Was ist ein Geometer?

Im 19. Jahrhundert wurden die mit der Landvermessung beauftragten Ingenieure Geometer genannt. Im Sprachgebrauch hat sich das Wort Geometer noch etwa bis in die 1950 Jahre erhalten. In der heutigen jüngeren Generation kennt aber kaum noch jemand diesen Ausdruck.

 

 

In der Landesvermessung, Kataster- und Bauvermessung hat ein Vermessungsingenieur vor allem mit der Erfassung von geometrischen Größen an der Erdoberfläche und der Übertragung von Grundstücks- und Bauwerksgrenzen von der Planung in die Natur (Absteckung) zu tun.
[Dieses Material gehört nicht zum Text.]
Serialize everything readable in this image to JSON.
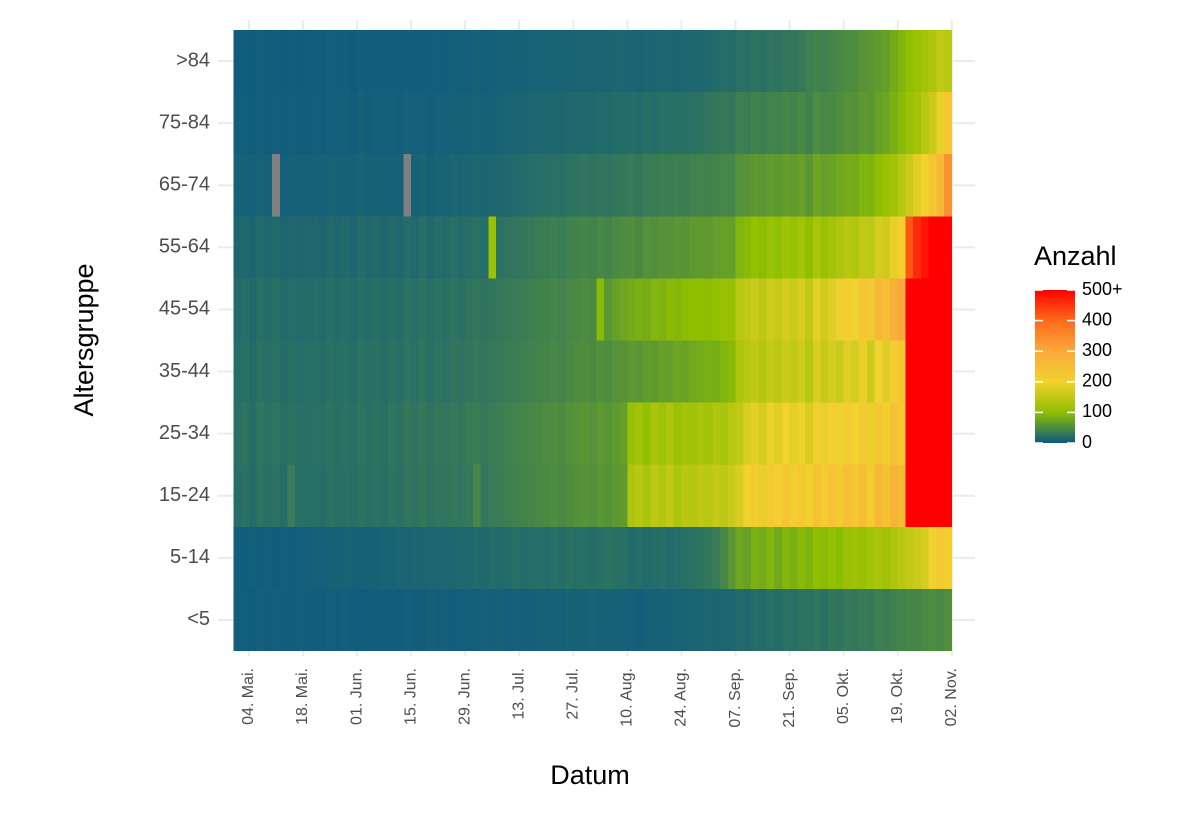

Vermessungsingenieure sind bei der Vorbereitung von Bebauungsplänen für Hoch- und Tiefbau beteiligt und erstellen die Planunterlagen hierzu. Werden dabei Grundstücke geteilt oder zusammengelegt oder ihre Grenzen festgestellt, berührt dieser Aufgabenbereich das Kataster.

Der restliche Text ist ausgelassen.